Slavery is as old as mankind. The slaves were made to work by the rich and powerful, their owners and overseers, at physical labours that sapped their strength and deprived them of their dignity. Often chained, always beaten to keep them in line. Tilling fields, building pyramids, or rowing ships, they died in place.
The Forgotten by David Baldacci, 424 pp, 2012 Macmillan paperback. Available at Asia Books and leading bookshops, 695 baht.
It wasn't until the 19th century that slavery was legally abolished in country after country yet it did continue, illegally, in what was known as white slavery. This generally referred to white women who were kidnapped and sold into prostitution (extending to non-white women).
While not fully wiped out, a new dimension superseded it: human trafficking. Men, women and children were abducted from different continents primarily for their body parts, for which the demand greatly exceeded the legal means of obtaining them. As waiting means death, those able to afford it pay huge fortunes to the black market for quick delivery.
As skin colour is immaterial and impoverished people abound (who bothers searching for them?), gangs pick them up by the truckload and ship them abroad. In The Forgotten, one of America's top authors focuses on one destination. In his 25th crime thriller David Baldacci points his pen at the seaside resort of Paradise, Florida.
Peter Lampert and his partner Rojas are in charge of the operation Stateside. There are abandoned oil platforms in the Gulf of Mexico and the nefarious duo use one or another to imprison their multi-national slaves. They have bribed a good many people to turn a blind eye to their operation.
The author's protagonist will have none of it. Former bemedalled Ranger John Puller, chief warrant officer with the Criminal Investigation Department of the US army, 2m tall, strong as a bull, single, is the son of a retired lieutenant-general. (Alas his brother, a former major, is serving a life sentence for treason.)
Leaving DC to investigate his aunt's "accidental death" _ murder _ he comes upon the human trafficking operation and after a series of punch-ups and shoot-outs succeeds in doing what Uncle Sam expected him to do. A woman brigadier helps him, a woman police chief betrays him, a massively built Bulgarian breaks his bones like matchsticks.
Novels are written about human trafficking, and The Forgotten is one of the few to leave an impression. As protagonists go, John Puller takes a leaf from Lee Child's Jack Reacher. Both are plus-six-footers, which makes Sam Spade, Philip Marlowe and Hercule Poirot shrimps. Does size count?
The Salem Witch Society by K.N. Shields, 484 pp, 2013 Sphere paperback. Available at Asia Books and leading bookshops, 350 baht.
Were it not for novels and movies with special effects, witchcraft wouldn't enter our thoughts. While a great fear for millennia _ the Old Testament warns against it _ it has turned into an old wives' tale in recent times.
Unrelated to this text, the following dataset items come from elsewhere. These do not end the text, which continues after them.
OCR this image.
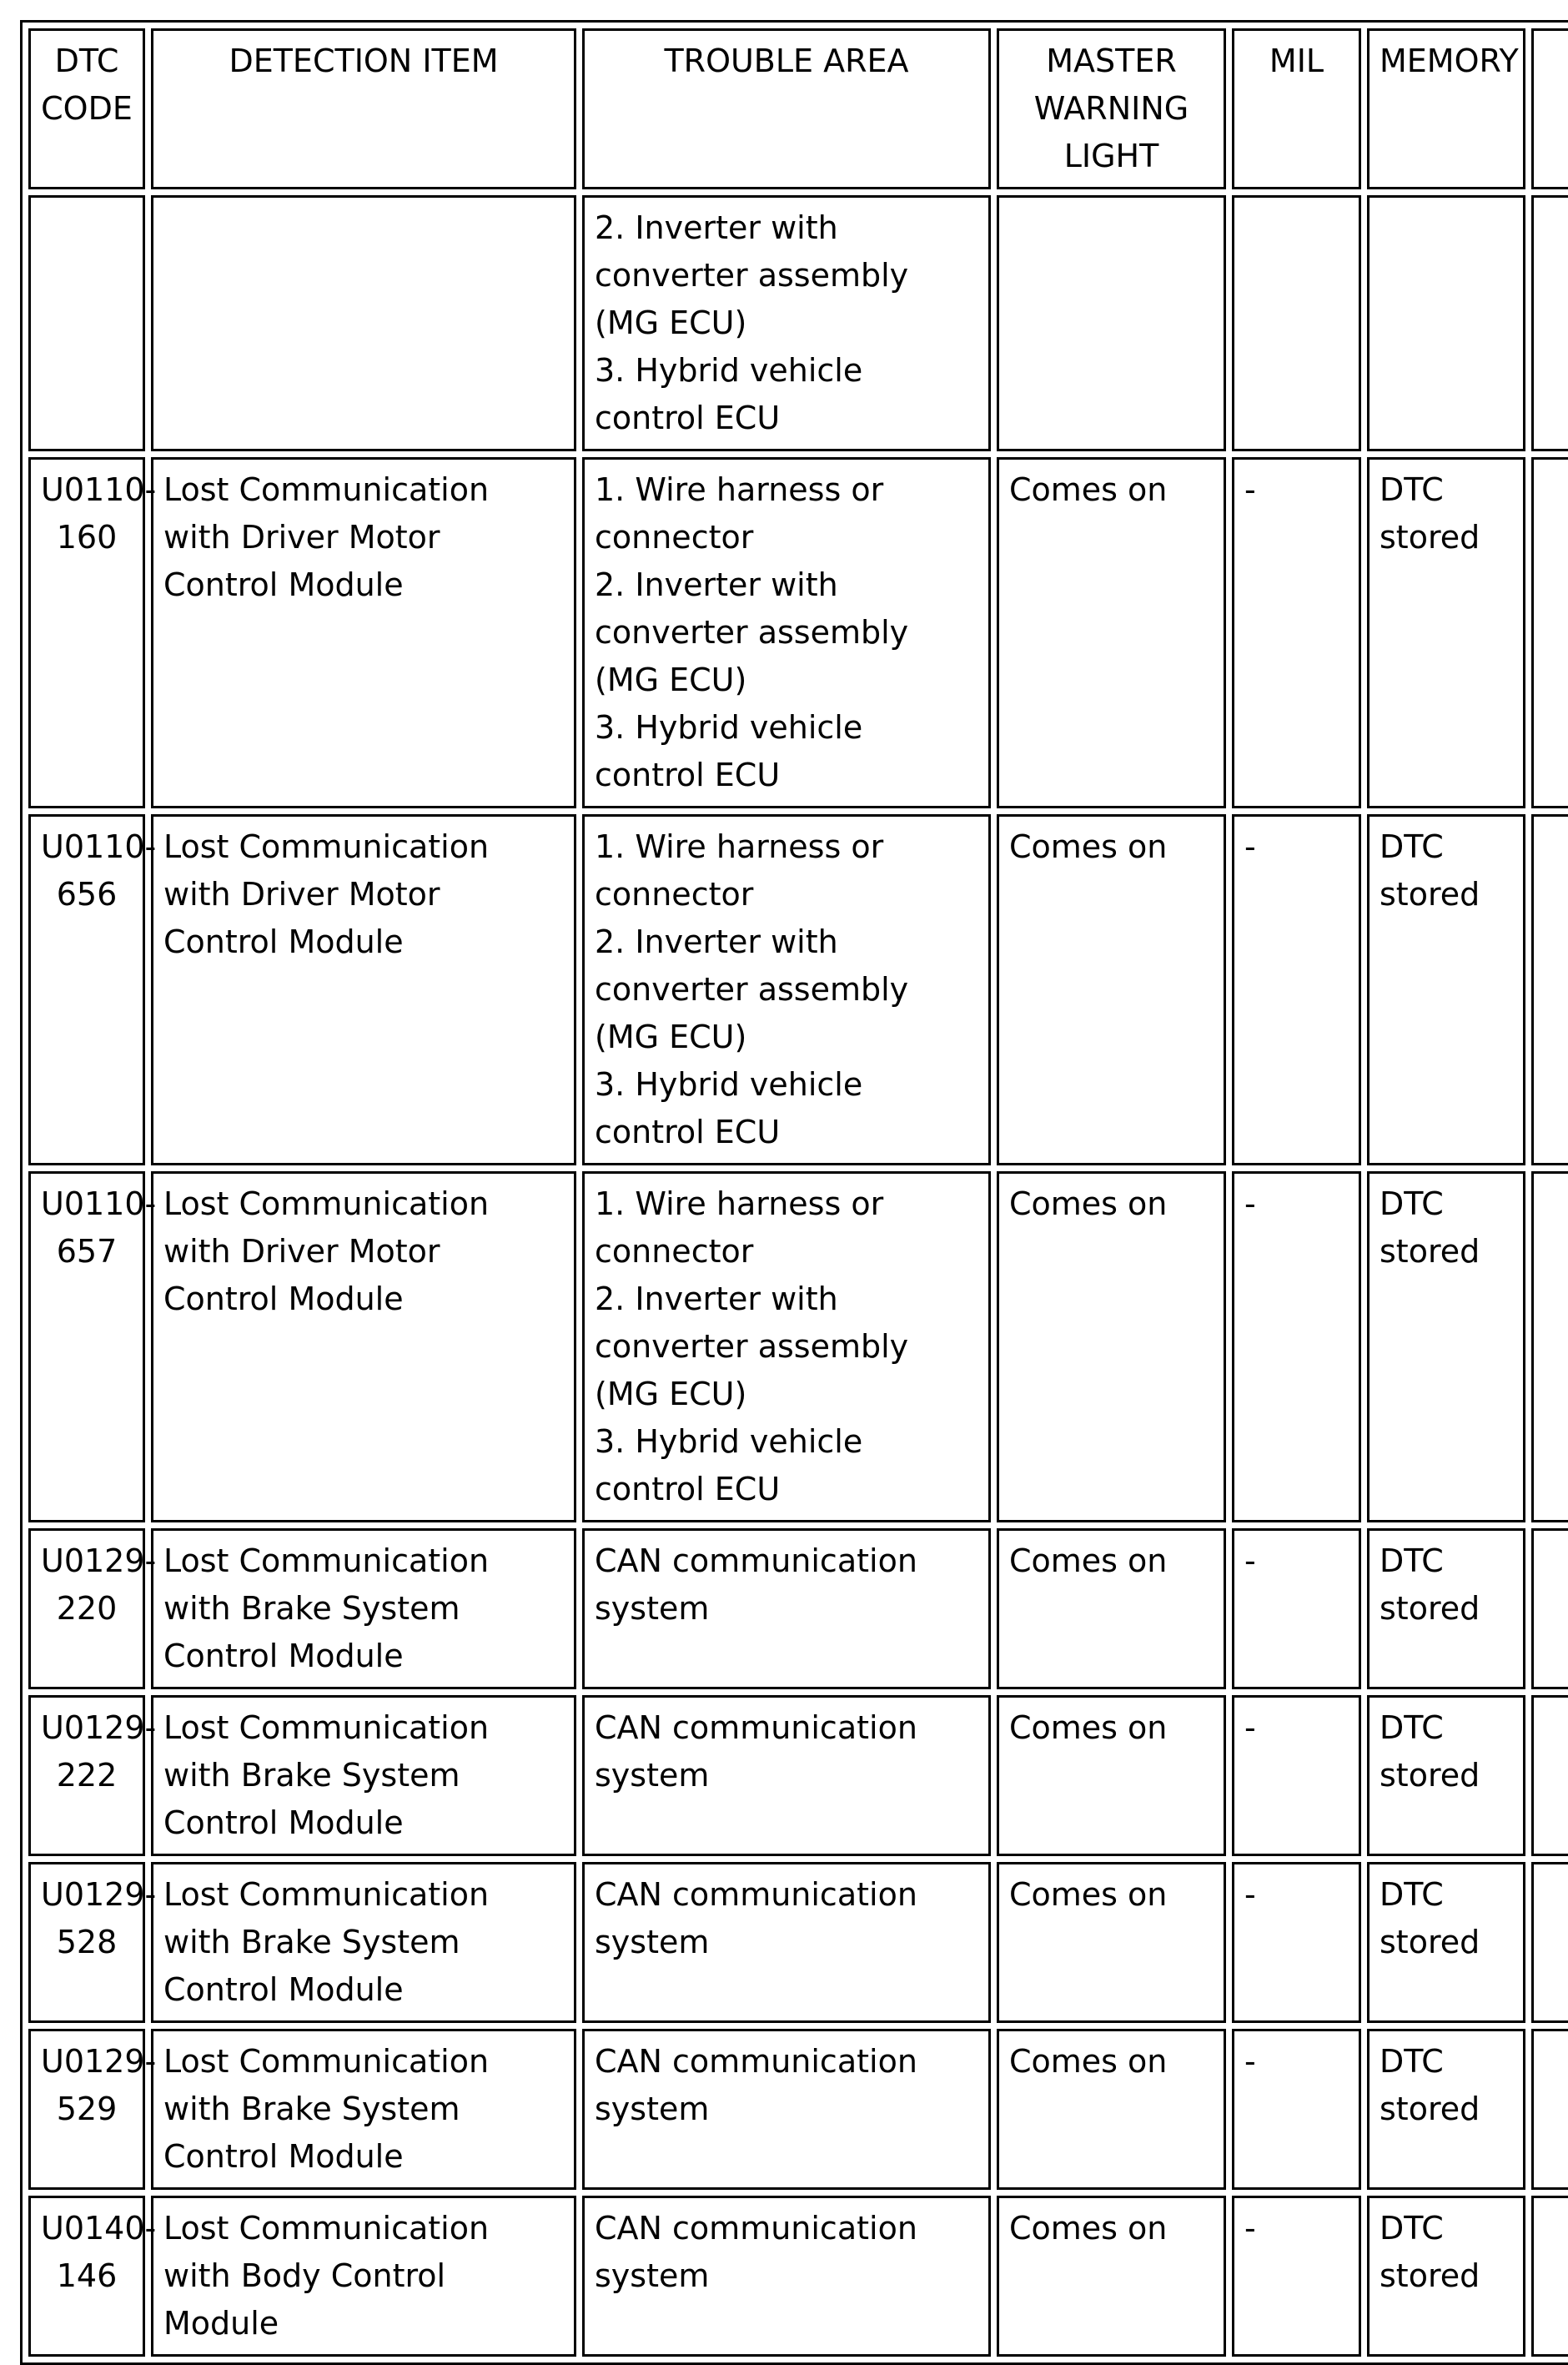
DTC CODE	DETECTION ITEM	TROUBLE AREA	MASTER WARNING LIGHT	MIL	MEMORY	

		2. Inverter with converter assembly (MG ECU)
3. Hybrid vehicle control ECU				

U0110-160	Lost Communication with Driver Motor Control Module	1. Wire harness or connector
2. Inverter with converter assembly (MG ECU)
3. Hybrid vehicle control ECU	Comes on	-	DTC stored	
U0110-656	Lost Communication with Driver Motor Control Module	1. Wire harness or connector
2. Inverter with converter assembly (MG ECU)
3. Hybrid vehicle control ECU	Comes on	-	DTC stored	
U0110-657	Lost Communication with Driver Motor Control Module	1. Wire harness or connector
2. Inverter with converter assembly (MG ECU)
3. Hybrid vehicle control ECU	Comes on	-	DTC stored	
U0129-220	Lost Communication with Brake System Control Module	CAN communication system	Comes on	-	DTC stored	
U0129-222	Lost Communication with Brake System Control Module	CAN communication system	Comes on	-	DTC stored	
U0129-528	Lost Communication with Brake System Control Module	CAN communication system	Comes on	-	DTC stored	
U0129-529	Lost Communication with Brake System Control Module	CAN communication system	Comes on	-	DTC stored	
U0140-146	Lost Communication with Body Control Module	CAN communication system	Comes on	-	DTC stored	
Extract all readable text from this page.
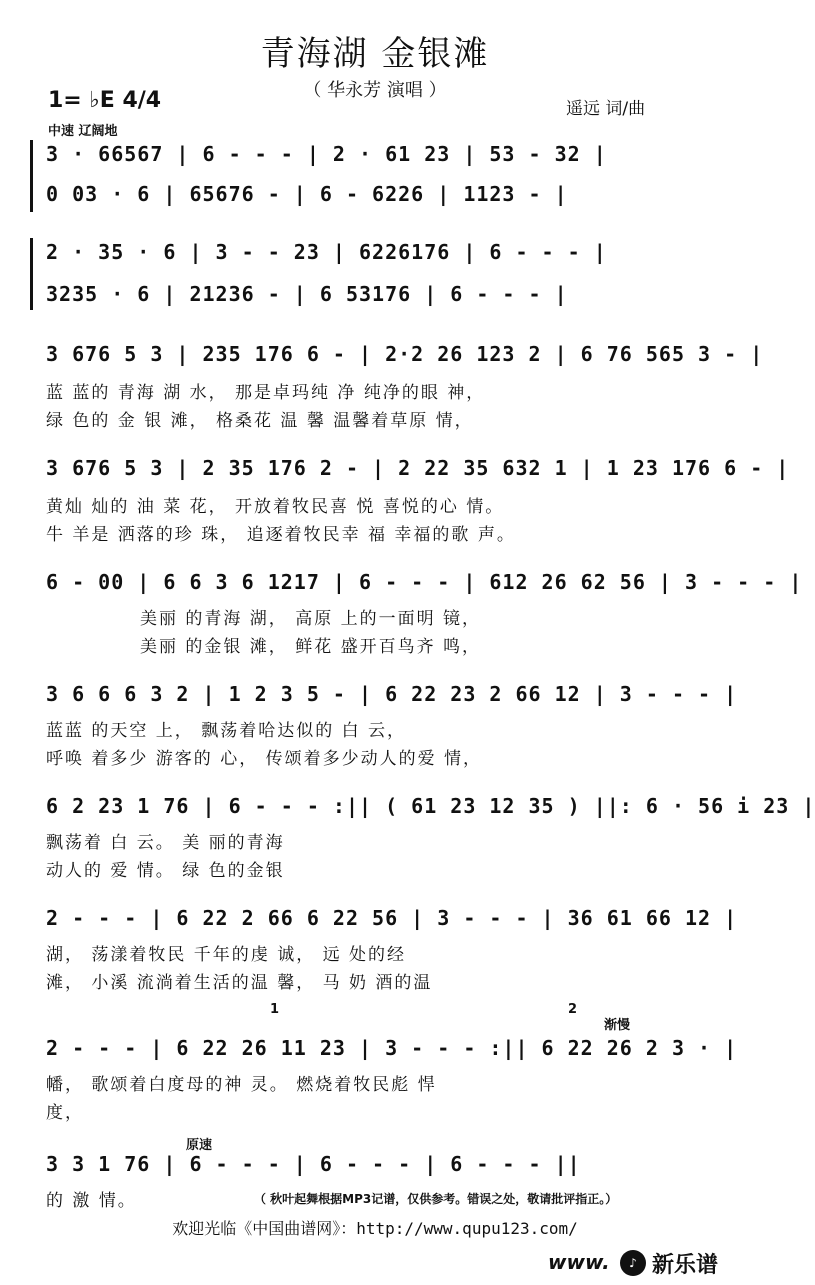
青海湖 金银滩
（ 华永芳 演唱 ）
遥远 词/曲
1= ♭E 4/4
中速 辽阔地
3 · 66567 | 6 - - - | 2 · 61 23 | 53 - 32 |
0 03 · 6 | 65676 - | 6 - 6226 | 1123 - |
2 · 35 · 6 | 3 - - 23 | 6226176 | 6 - - - |
3235 · 6 | 21236 - | 6 53176 | 6 - - - |
3 676 5 3 | 235 176 6 - | 2·2 26 123 2 | 6 76 565 3 - |
蓝 蓝的 青海 湖 水， 那是卓玛纯 净 纯净的眼 神，
绿 色的 金 银 滩， 格桑花 温 馨 温馨着草原 情，
3 676 5 3 | 2 35 176 2 - | 2 22 35 632 1 | 1 23 176 6 - |
黄灿 灿的 油 菜 花， 开放着牧民喜 悦 喜悦的心 情。
牛 羊是 洒落的珍 珠， 追逐着牧民幸 福 幸福的歌 声。
6 - 00 | 6 6 3 6 1217 | 6 - - - | 612 26 62 56 | 3 - - - |
美丽 的青海 湖， 高原 上的一面明 镜，
美丽 的金银 滩， 鲜花 盛开百鸟齐 鸣，
3 6 6 6 3 2 | 1 2 3 5 - | 6 22 23 2 66 12 | 3 - - - |
蓝蓝 的天空 上， 飘荡着哈达似的 白 云，
呼唤 着多少 游客的 心， 传颂着多少动人的爱 情，
6 2 23 1 76 | 6 - - - :|| ( 61 23 12 35 ) ||: 6 · 56 i 23 |
飘荡着 白 云。 美 丽的青海
动人的 爱 情。 绿 色的金银
2 - - - | 6 22 2 66 6 22 56 | 3 - - - | 36 61 66 12 |
湖， 荡漾着牧民 千年的虔 诚， 远 处的经
滩， 小溪 流淌着生活的温 馨， 马 奶 酒的温
1	2
渐慢
2 - - - | 6 22 26 11 23 | 3 - - - :|| 6 22 26 2 3 · |
幡， 歌颂着白度母的神 灵。 燃烧着牧民彪 悍
度，
原速
3 3 1 76 | 6 - - - | 6 - - - | 6 - - - ||
的 激 情。	（ 秋叶起舞根据MP3记谱，仅供参考。错误之处，敬请批评指正。）
欢迎光临《中国曲谱网》：http://www.qupu123.com/
www.	♪ 新乐谱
Now and again there are reports of active covens practising black magic, but they are regarded as a sick joke.
History books have it that the Puritans, driven out of England and Holland, settled in Massachusetts for religious freedom. What is omitted is that they were intolerant. Which was clear to those reading past the title of "The Declaration Of The Rights Of Man". Witch-hunts were prevalent there.
Their climax were the Salem witch trials of 1692, Cotton Mather presiding. On the hysterical accusations of mainly teenage girls, who dreamed of members of the community consorting with the devil, two dozen men, women and children died during torture or being burned at the stake. Today, Salem is filled with shops selling broomsticks and such.
In The Salem Witch Society, US author K.N. Shields sets his story in Portland, Maine, in 1892, although many of its nearly 500 pages recount the infamous events in Salem two centuries before. The author has certainly done his homework. A young prostitute is found murdered in Portland in 1892, a board with seeming gibberish located beside her.
Deputy Marshal Archie Lean can't make it out and Pinkerton agent Perceval Grey is asked to assist him. An American Indian-American (half-breed wouldn't be socially correct), Grey's personality and sleuthing takes a leaf from Sherlock Holmes. The tribal message translates as "Thy Kingdom Come".
As bodies pile up, their methods of death suggest ritual _ witchcraft _ killings. Shields devotes chapters to the records of the 1692 testimonies. A Black Book of witches' curses is uncovered. Twists and turns are de rigueur in the latter part of any thriller, but there are too many by half here.
Grey is no Jack Reacher-John Puller physical specimen, but he gives as good as he gets in the penultimate chapter with the serial killer witch. Mind you, witches aren't vampires, werewolves or zombies. It's just that they worship a fallen angel, not God. And they practise human sacrifice.
The Salem Witch Society may not get you worrying about them, but you won't laugh.